Mais à vrai dire, cela ne l'intéressait plus.

Les Libertans lui avaient totalement ôté ses entraves, sans que cela n'entraîne de réaction de satisfaction particulière de sa part. Tout cela lui paraissait désormais tellement futile... Giles avait commencé par protester, mais Camyl l'avait réduit au silence d'un regard, une nouvelle fois. C'était d'ailleurs étonnant comme le pilote, si rétif à toute forme d'autorité, si provocateur, cédait facilement devant les yeux verts inflexibles de la jeune mutante.

Cela la tira un instant de sa torpeur, et elle croisa le regard de la jeune femme. Quelque chose passa entre elles. Elle ne savait plus si ces gens étaient encore ses ennemis, elle se rendait bien compte que si Leftarm lui avait menti sur Celer, il pouvait lui avoir menti sur bien d'autres choses... mais elle ne voulait pas non plus tomber dans l'excès inverse. Elle se tenait donc à l'écart des Libertans, mais sans plus chercher à être sciemment désagréable. Camyl et Marc l'avait compris, et ils n'avaient pas essayé de lui forcer la main, respectant son besoin de solitude.

Ils avaient loué une petite navette pour pouvoir retourner sur la base des Libertans, et elle les accompagna. Même sans entraves, il était hors de question que la liberté lui soit rendue, et elle savait que Marc restait là, vigilant, si jamais elle essayait de leur fausser compagnie.

On lui avait alloué l'une des quatre cabines, la plus petite. Peu de temps après le décollage, on frappa à la porte.

— Je peux entrer ? fit la voix de Camyl.

Claire acquiesça, et la porte coulissa. La jeune spatione s'était douchée, changée, et ses cheveux pâles auréolaient son visage comme un halo duveteux. Elle s'arrêta sur le seuil, lui tendant le paquet qu'elle tenait à la main.
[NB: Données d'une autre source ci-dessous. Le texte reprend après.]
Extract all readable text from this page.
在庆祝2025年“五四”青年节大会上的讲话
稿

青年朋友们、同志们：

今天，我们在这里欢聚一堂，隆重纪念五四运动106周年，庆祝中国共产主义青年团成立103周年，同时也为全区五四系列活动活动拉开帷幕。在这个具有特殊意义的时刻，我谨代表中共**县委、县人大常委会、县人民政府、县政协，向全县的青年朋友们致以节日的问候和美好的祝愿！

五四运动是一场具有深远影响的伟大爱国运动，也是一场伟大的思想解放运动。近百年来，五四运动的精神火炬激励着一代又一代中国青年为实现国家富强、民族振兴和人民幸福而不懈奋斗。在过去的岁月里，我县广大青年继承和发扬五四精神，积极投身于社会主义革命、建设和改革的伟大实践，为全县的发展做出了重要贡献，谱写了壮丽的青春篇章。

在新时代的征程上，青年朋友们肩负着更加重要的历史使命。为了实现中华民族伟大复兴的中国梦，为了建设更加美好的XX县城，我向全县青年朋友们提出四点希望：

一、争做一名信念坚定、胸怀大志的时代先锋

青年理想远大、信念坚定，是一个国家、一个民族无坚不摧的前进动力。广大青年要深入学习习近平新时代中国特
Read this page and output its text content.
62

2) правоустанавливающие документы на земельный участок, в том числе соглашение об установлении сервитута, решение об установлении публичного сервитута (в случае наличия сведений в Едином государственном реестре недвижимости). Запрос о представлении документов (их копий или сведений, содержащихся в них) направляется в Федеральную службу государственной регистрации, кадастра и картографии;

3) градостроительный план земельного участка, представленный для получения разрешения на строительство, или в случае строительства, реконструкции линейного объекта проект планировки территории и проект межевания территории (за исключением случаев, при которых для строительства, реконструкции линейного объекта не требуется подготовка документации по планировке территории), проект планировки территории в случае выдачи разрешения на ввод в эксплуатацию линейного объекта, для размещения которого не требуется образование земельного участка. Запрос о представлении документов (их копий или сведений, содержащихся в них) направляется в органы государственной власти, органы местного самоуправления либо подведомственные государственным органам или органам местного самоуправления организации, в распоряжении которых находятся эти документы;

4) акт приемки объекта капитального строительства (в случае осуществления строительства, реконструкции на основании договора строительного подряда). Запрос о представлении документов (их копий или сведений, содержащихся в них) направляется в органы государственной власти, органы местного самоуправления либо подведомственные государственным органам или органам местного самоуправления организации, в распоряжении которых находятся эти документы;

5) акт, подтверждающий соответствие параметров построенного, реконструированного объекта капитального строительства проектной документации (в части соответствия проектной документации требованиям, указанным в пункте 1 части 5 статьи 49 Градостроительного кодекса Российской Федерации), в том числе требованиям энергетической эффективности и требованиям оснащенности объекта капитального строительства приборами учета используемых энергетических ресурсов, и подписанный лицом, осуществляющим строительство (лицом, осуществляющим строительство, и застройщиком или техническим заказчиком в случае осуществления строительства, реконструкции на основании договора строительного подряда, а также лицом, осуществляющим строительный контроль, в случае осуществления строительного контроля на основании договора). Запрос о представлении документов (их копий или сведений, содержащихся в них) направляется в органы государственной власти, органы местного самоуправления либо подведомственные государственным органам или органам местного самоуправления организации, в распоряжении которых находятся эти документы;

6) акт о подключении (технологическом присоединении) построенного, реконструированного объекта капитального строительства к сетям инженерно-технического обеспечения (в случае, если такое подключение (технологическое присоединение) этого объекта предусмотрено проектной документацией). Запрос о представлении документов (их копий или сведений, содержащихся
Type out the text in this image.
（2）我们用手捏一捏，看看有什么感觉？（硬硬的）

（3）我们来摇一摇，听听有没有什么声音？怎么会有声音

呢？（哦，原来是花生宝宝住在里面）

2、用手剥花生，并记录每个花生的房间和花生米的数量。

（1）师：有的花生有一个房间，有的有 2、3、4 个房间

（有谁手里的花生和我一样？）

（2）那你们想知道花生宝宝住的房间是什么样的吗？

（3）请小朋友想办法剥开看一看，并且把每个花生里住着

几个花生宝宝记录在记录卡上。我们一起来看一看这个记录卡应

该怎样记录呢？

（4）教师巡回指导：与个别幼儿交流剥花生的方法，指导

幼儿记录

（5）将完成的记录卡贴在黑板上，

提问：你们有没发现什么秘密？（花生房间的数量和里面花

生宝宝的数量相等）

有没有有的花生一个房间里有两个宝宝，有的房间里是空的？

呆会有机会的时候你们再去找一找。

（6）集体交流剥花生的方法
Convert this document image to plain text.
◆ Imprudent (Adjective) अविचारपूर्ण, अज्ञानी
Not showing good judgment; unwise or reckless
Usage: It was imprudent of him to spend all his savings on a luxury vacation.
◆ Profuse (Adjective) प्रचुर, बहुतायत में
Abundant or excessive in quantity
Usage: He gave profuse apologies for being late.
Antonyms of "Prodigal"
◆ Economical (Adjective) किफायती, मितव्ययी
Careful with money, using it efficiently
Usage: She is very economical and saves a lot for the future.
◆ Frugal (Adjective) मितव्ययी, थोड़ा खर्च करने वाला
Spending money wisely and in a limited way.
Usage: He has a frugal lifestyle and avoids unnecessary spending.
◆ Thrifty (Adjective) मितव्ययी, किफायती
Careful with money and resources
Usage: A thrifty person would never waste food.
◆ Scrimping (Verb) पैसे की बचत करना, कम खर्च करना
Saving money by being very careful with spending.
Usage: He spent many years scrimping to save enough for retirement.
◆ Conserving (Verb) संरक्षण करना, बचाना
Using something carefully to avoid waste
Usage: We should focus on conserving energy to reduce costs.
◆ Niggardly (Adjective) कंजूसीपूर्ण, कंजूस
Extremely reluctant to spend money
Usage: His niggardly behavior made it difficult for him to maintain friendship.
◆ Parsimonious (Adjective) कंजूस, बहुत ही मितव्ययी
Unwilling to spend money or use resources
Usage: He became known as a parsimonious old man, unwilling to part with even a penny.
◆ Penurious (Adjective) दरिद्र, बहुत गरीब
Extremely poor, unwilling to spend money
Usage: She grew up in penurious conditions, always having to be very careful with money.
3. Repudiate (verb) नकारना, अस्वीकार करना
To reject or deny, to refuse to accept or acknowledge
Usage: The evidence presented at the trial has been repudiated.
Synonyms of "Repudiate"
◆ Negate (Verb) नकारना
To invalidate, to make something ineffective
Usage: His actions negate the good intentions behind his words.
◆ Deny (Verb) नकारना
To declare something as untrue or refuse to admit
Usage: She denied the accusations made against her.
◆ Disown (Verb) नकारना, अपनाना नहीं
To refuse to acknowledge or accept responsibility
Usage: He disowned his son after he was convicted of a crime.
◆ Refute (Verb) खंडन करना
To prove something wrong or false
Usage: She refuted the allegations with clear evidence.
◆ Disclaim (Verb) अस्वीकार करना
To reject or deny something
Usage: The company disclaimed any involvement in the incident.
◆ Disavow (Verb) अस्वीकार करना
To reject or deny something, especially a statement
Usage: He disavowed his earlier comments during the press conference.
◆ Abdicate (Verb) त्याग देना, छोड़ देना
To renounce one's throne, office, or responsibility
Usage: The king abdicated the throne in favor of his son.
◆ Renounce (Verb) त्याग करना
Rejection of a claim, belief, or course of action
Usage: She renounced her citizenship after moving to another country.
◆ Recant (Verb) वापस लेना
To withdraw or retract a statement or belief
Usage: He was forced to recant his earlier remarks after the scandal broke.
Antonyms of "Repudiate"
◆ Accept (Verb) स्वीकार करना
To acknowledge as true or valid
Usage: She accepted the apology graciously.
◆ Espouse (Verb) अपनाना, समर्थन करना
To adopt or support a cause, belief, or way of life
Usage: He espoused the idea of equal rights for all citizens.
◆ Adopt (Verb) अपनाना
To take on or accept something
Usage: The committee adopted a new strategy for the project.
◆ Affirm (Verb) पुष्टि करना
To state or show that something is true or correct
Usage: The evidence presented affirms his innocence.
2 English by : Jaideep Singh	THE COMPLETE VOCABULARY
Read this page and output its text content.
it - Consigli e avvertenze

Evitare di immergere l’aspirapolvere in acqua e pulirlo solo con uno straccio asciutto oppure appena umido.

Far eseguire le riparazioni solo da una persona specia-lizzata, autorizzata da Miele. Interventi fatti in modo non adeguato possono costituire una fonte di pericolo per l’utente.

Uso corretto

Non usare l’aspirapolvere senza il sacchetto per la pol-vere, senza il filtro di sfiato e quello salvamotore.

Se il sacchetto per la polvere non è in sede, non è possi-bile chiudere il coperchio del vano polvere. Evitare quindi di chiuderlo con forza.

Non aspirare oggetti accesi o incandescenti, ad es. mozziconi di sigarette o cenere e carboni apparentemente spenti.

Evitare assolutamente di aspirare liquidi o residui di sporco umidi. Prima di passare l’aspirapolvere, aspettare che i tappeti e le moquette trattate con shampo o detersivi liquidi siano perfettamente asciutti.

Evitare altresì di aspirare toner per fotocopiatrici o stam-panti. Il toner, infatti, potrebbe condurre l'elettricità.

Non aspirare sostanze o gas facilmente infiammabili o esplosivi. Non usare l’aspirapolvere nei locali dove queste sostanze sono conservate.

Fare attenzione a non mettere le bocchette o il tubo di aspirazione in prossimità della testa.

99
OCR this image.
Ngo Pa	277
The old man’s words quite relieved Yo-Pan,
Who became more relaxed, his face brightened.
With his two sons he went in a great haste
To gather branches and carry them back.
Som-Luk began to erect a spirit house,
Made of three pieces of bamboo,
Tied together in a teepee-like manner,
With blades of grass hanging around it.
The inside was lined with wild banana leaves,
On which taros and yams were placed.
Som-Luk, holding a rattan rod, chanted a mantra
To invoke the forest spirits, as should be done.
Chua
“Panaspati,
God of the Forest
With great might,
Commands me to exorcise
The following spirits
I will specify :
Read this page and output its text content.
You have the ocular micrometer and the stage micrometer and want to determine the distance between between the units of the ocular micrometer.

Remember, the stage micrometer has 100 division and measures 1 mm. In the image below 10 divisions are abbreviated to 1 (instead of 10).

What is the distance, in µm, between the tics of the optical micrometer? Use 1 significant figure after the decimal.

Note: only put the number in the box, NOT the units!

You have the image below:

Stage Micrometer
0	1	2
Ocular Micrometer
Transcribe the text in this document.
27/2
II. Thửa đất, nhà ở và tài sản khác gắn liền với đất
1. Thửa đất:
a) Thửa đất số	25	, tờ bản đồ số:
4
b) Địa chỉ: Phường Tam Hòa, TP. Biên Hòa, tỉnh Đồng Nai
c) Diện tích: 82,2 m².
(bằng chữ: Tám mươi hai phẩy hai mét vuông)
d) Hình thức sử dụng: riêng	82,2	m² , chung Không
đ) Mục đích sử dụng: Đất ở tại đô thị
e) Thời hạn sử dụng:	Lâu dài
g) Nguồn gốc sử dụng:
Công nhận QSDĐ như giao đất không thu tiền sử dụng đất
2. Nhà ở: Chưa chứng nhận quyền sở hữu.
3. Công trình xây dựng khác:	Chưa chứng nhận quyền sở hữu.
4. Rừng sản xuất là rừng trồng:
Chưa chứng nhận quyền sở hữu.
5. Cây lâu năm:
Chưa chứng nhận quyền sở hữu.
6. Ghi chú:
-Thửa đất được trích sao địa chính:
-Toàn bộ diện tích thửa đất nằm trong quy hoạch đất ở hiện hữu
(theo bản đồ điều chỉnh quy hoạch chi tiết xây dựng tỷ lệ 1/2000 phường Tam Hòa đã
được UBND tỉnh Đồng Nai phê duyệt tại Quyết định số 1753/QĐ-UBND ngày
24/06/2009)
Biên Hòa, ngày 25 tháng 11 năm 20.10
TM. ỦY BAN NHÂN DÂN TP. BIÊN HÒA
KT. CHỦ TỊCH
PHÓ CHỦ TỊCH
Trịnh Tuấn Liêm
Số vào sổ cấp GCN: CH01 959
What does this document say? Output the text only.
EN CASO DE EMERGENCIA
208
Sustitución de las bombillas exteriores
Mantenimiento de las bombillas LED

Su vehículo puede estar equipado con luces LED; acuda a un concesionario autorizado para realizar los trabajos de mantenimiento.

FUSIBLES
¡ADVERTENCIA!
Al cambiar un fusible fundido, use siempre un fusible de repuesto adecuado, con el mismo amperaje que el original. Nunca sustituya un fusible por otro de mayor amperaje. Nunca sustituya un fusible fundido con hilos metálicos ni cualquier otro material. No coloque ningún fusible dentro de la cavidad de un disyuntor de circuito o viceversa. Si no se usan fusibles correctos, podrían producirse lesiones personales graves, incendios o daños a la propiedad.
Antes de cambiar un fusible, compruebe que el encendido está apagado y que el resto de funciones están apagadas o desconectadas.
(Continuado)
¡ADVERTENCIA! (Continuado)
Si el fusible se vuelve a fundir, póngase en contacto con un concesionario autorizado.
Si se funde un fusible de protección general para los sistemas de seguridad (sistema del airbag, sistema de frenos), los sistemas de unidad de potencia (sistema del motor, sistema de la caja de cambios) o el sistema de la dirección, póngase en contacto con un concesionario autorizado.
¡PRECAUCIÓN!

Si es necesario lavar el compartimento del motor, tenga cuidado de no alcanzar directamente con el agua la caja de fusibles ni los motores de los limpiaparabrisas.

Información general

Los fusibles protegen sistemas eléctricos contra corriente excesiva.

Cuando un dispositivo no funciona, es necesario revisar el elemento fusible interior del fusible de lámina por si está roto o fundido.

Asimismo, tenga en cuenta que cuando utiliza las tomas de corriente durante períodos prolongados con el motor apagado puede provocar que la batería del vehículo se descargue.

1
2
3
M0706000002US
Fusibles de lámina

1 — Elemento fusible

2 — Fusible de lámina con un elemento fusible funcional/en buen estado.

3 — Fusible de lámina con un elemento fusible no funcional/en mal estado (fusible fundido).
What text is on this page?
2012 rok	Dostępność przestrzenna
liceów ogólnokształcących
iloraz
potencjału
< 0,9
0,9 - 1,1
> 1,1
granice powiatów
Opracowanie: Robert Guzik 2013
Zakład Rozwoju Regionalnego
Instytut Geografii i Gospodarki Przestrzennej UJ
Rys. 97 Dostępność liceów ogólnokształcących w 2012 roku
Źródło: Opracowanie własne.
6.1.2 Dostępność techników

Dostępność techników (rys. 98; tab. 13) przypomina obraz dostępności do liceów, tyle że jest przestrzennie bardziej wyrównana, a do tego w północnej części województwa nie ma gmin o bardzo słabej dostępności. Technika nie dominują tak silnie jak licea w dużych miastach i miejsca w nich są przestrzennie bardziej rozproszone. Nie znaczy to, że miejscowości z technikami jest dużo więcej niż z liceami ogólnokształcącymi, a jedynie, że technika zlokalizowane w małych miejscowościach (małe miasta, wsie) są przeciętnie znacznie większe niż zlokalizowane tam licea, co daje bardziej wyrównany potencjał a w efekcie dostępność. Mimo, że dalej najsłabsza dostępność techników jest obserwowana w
— Tiens. Je pense que nous faisons à peu près la même taille.

Claire prit le paquet, plat et mou, enveloppé de plastique. C'était l'un de ces kits de vêtements unisexe bon marché, qu'on trouvait dans tous les environnements à température et humidité contrôlés, comme les stations spatiales ou les bases lunaires. Elle en avait porté, une fois, en session de mise en situation. C'étaient des habits basiques, peu robustes, qui ne protégeaient absolument pas du froid ou de la pluie.

Mais l'attention de Camyl la toucha profondément.

— La douche est au fond du couloir, expliqua la spatione. Ce n'est qu'une douche sonique, malheureusement, mais tu verras, ça fait du bien.

— Merci, murmura-t-elle, la gorge nouée. Merci beaucoup.

Camyl hocha la tête, sembla vouloir rajouter quelque chose, se ravisa.

— Bon, eh bien je te laisse, alors. N'hésite pas, si tu as besoin de quelque chose.

Elle recula, et la porte se referma. Claire resta debout, le paquet à la main, à fixer l'endroit où la jeune Libertan avait disparu. La gentillesse de Camyl lui mettait les larmes aux yeux.

Un jour plus tôt, elle se serait sans doute dit que tout cela était du calcul, une manière de la déstabiliser, de l'amener à épouser le point de vue des Libertans. Un jour plus tôt...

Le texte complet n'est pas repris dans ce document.